H. DÉBAT SELON LA PROCÉDURE D'URGENCE : PROJET DE CONVENTION-CADRE SUR L'INTELLIGENCE ARTIFICIELLE, LES DROITS DE L'HOMME, LA DÉMOCRATIE ET L'ÉTAT DE DROIT

1. L'intervention de M. Frédéric Mathieu, porte-parole du groupe GUE

Merci, Monsieur le Président.

Avant de commencer mon propos, je tiens au nom de mon Groupe à remercier la rapporteure pour le travail qu'elle a mené et également la précision, la rigueur et toutes les exigences qui sont portées dans son propos liminaire qu'elle a bien voulu nous délivrer tout à l'heure.

Monsieur le Président,

Chers collègues,

L'intelligence artificielle et ses usages font l'objet de débats de plus en plus récurrents dans nos sociétés. De façon générale, on appose de nouvelles peurs : remplacement de l'intelligence humaine par des machines, falsification d'images ou de publications, suppressions d'emplois, etc. Mais il convient de se rappeler que l'intelligence artificielle n'est qu'un outil.

Une image permet de comprendre aisément pourquoi il ne faut pas avoir peur de l'intelligence artificielle en soi mais simplement de comment on l'utilise : imaginez tout simplement, le problème ne vient jamais du marteau mais de la main qui le tient.

Si le projet de convention-cadre est une avancée majeure pour l'encadrement et la régulation des usages de l'intelligence artificielle, comme la rapporteure, je déplore que l'usage de l'intelligence artificielle par les acteurs privés soit moins encadré que l'usage par les acteurs publics.
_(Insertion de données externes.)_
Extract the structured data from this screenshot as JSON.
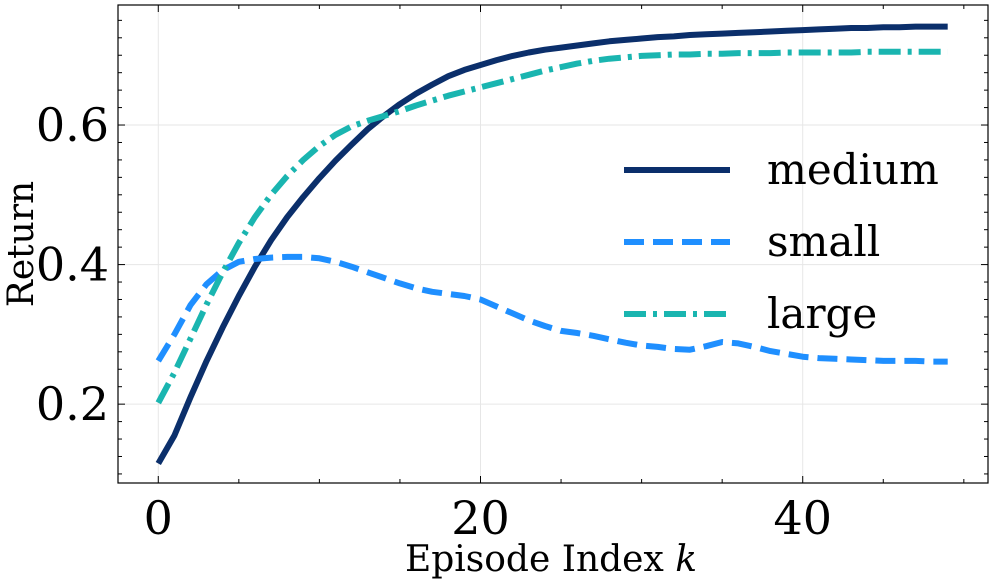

Cette disparité ne peut subsister sans créer un danger : que des acteurs privés, souvent plus en pointe que les acteurs publics dans le domaine des nouvelles technologies, emploient l'intelligence artificielle avec des méthodes ou des buts qui pourraient porter atteinte aux droits de l'homme ou à l'État de droit.

Ainsi, que dirions-nous si une entreprise décidait de procéder à une collecte massive de données personnelles - par exemple de publications sur les réseaux sociaux - pour ensuite mener une opération de désinformation ou de propagande sur un sujet précis lors d'une élection ou durant la préparation d'un débat parlementaire ?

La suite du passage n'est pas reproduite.